Lysan setzte sich auf den Barhocker neben Enrico, und er nahm auch wieder Platz. Vom Foyer aus hatte man einen wunderschönen Blick auf den Lago Llanquihue. Sie fühlte sich rundherum glücklich, während sie ab und zu einen kleinen Schluck trank und entspannt mit dem attraktiven, gebildeten und kultivierten Mann neben ihr plauderte.
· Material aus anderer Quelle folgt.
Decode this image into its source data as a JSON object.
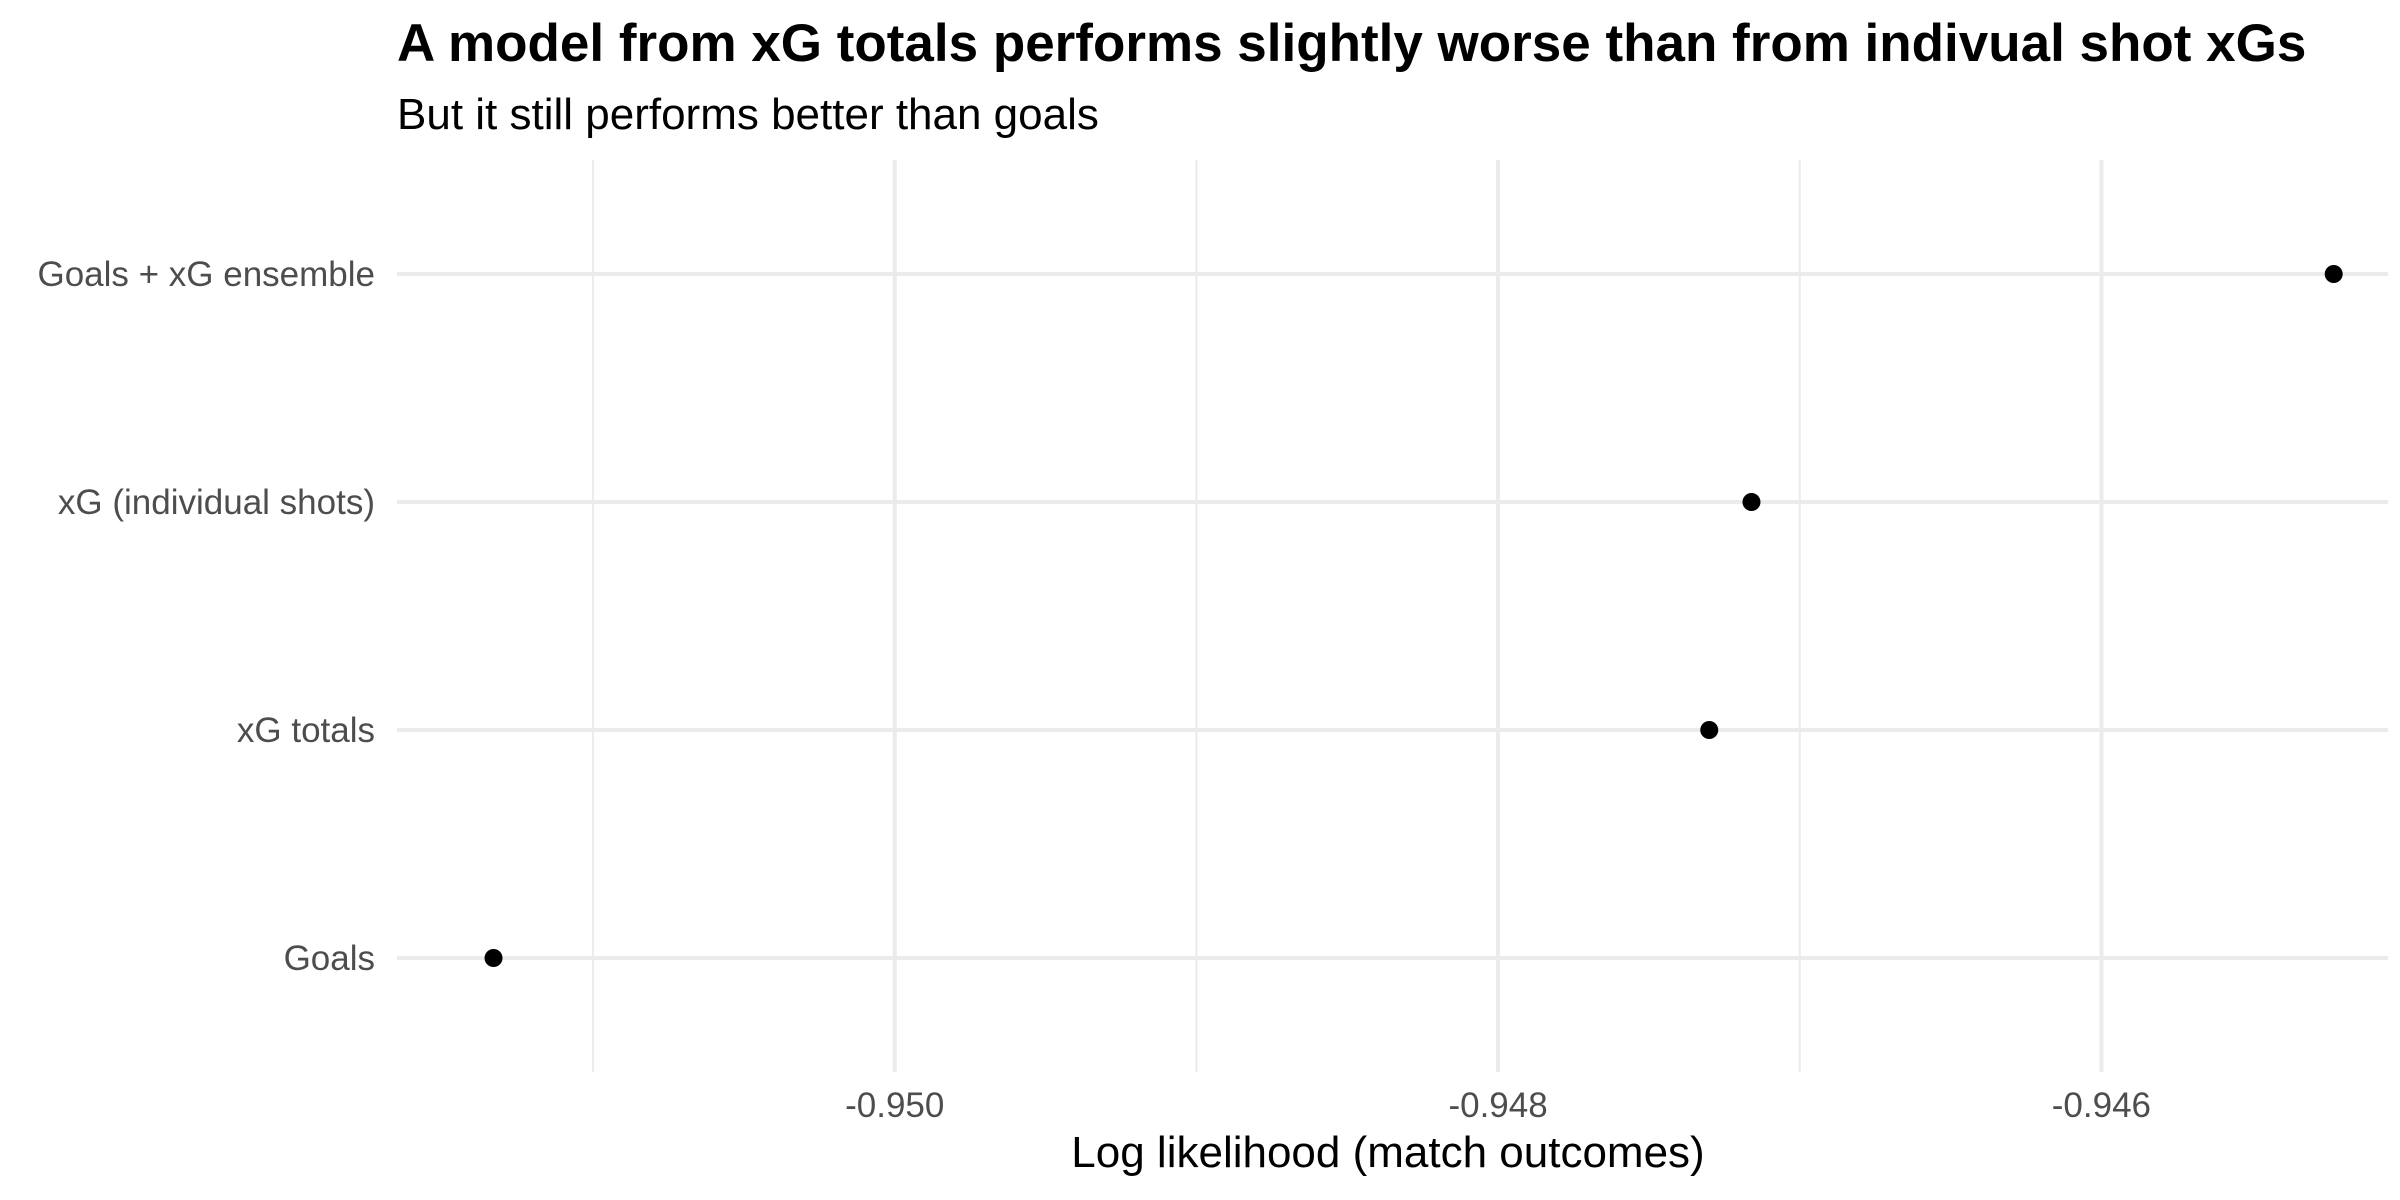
{
  "chart_data": {
    "type": "scatter",
    "title": "A model from xG totals performs slightly worse than from indivual shot xGs",
    "subtitle": "But it still performs better than goals",
    "xlabel": "Log likelihood (match outcomes)",
    "ylabel": "",
    "categories": [
      "Goals",
      "xG totals",
      "xG (individual shots)",
      "Goals + xG ensemble"
    ],
    "values": [
      -0.95133,
      -0.9473,
      -0.94716,
      -0.94523
    ],
    "xlim": [
      -0.95165,
      -0.94505
    ],
    "x_ticks": [
      -0.95,
      -0.948,
      -0.946
    ],
    "x_tick_labels": [
      "-0.950",
      "-0.948",
      "-0.946"
    ],
    "grid": true,
    "point_color": "#000000",
    "grid_color": "#ebebeb"
  }
}
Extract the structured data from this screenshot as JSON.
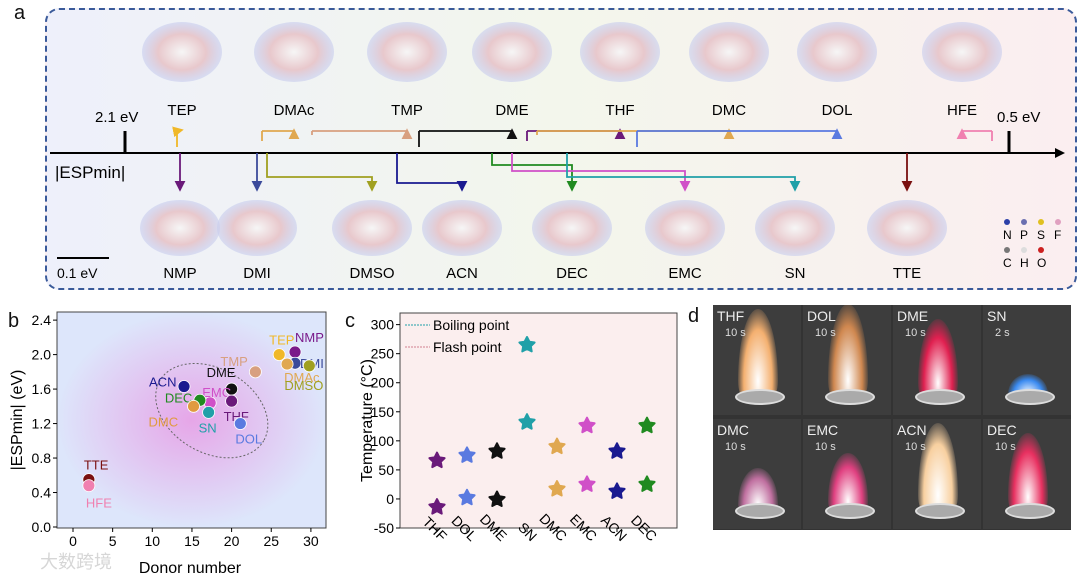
{
  "panels": {
    "a": "a",
    "b": "b",
    "c": "c",
    "d": "d"
  },
  "panel_a": {
    "axis_label": "|ESPmin|",
    "left_value": "2.1 eV",
    "right_value": "0.5 eV",
    "scale_bar": "0.1 eV",
    "top_molecules": [
      "TEP",
      "DMAc",
      "TMP",
      "DME",
      "THF",
      "DMC",
      "DOL",
      "HFE"
    ],
    "bottom_molecules": [
      "NMP",
      "DMI",
      "DMSO",
      "ACN",
      "DEC",
      "EMC",
      "SN",
      "TTE"
    ],
    "legend_atoms": [
      "N",
      "P",
      "S",
      "F",
      "C",
      "H",
      "O"
    ],
    "legend_colors": [
      "#2b3fa8",
      "#6a6fb0",
      "#e0c020",
      "#e0a0c0",
      "#777777",
      "#dddddd",
      "#cc2020"
    ]
  },
  "chart_data": [
    {
      "type": "scatter",
      "panel": "b",
      "title": "",
      "xlabel": "Donor number",
      "ylabel": "|ESPmin| (eV)",
      "xlim": [
        -2,
        32
      ],
      "ylim": [
        0,
        2.45
      ],
      "xticks": [
        "0",
        "5",
        "10",
        "15",
        "20",
        "25",
        "30"
      ],
      "yticks": [
        "0.0",
        "0.4",
        "0.8",
        "1.2",
        "1.6",
        "2.0",
        "2.4"
      ],
      "points": [
        {
          "name": "TEP",
          "x": 26,
          "y": 2.0,
          "color": "#f0b828"
        },
        {
          "name": "NMP",
          "x": 28,
          "y": 2.03,
          "color": "#7a1a8a"
        },
        {
          "name": "DMI",
          "x": 28,
          "y": 1.9,
          "color": "#3b4a9a"
        },
        {
          "name": "DMAc",
          "x": 27,
          "y": 1.89,
          "color": "#e0a850"
        },
        {
          "name": "DMSO",
          "x": 29.8,
          "y": 1.87,
          "color": "#a0a020"
        },
        {
          "name": "TMP",
          "x": 23,
          "y": 1.8,
          "color": "#d8a080"
        },
        {
          "name": "ACN",
          "x": 14,
          "y": 1.63,
          "color": "#1a1a90"
        },
        {
          "name": "DME",
          "x": 20,
          "y": 1.6,
          "color": "#111111"
        },
        {
          "name": "EMC",
          "x": 17.3,
          "y": 1.44,
          "color": "#d050c8"
        },
        {
          "name": "DEC",
          "x": 16,
          "y": 1.47,
          "color": "#208a20"
        },
        {
          "name": "DMC",
          "x": 15.2,
          "y": 1.4,
          "color": "#e09a40"
        },
        {
          "name": "THF",
          "x": 20,
          "y": 1.46,
          "color": "#6a1a7a"
        },
        {
          "name": "SN",
          "x": 17.1,
          "y": 1.33,
          "color": "#20a0a8"
        },
        {
          "name": "DOL",
          "x": 21.1,
          "y": 1.2,
          "color": "#5a7ae0"
        },
        {
          "name": "TTE",
          "x": 2,
          "y": 0.55,
          "color": "#7a1010"
        },
        {
          "name": "HFE",
          "x": 2,
          "y": 0.48,
          "color": "#f080b0"
        }
      ]
    },
    {
      "type": "scatter",
      "panel": "c",
      "title": "",
      "xlabel": "",
      "ylabel": "Temperature (°C)",
      "ylim": [
        -50,
        320
      ],
      "yticks": [
        "-50",
        "0",
        "50",
        "100",
        "150",
        "200",
        "250",
        "300"
      ],
      "categories": [
        "THF",
        "DOL",
        "DME",
        "SN",
        "DMC",
        "EMC",
        "ACN",
        "DEC"
      ],
      "colors": [
        "#6a1a7a",
        "#5a7ae0",
        "#111111",
        "#20a0a8",
        "#e0a850",
        "#d050c8",
        "#1a1a90",
        "#208a20"
      ],
      "legend": [
        "Boiling point",
        "Flash point"
      ],
      "legend_placement": "top-left",
      "series": [
        {
          "name": "Boiling point",
          "values": [
            66,
            75,
            82,
            265,
            90,
            126,
            82,
            126
          ]
        },
        {
          "name": "Flash point",
          "values": [
            -14,
            2,
            -1,
            132,
            17,
            25,
            13,
            25
          ]
        }
      ]
    }
  ],
  "panel_d": {
    "photos": [
      {
        "label": "THF",
        "time": "10 s"
      },
      {
        "label": "DOL",
        "time": "10 s"
      },
      {
        "label": "DME",
        "time": "10 s"
      },
      {
        "label": "SN",
        "time": "2 s"
      },
      {
        "label": "DMC",
        "time": "10 s"
      },
      {
        "label": "EMC",
        "time": "10 s"
      },
      {
        "label": "ACN",
        "time": "10 s"
      },
      {
        "label": "DEC",
        "time": "10 s"
      }
    ]
  },
  "watermark": "大数跨境"
}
„Darf ich?“ Enrico streckte die Hand aus und strich ihr eine Haarsträhne, die ihr ins Gesicht gefallen war, hinters Ohr. Atemlos schaute sie ihn an und hatte das Gefühl, ihre Haut würde unter seiner Berührung brennen.
Sekundenlang verschlug es ihr die Sprache, und Lysan überlegte krampfhaft, was sie sagen sollte, um sich abzulenken.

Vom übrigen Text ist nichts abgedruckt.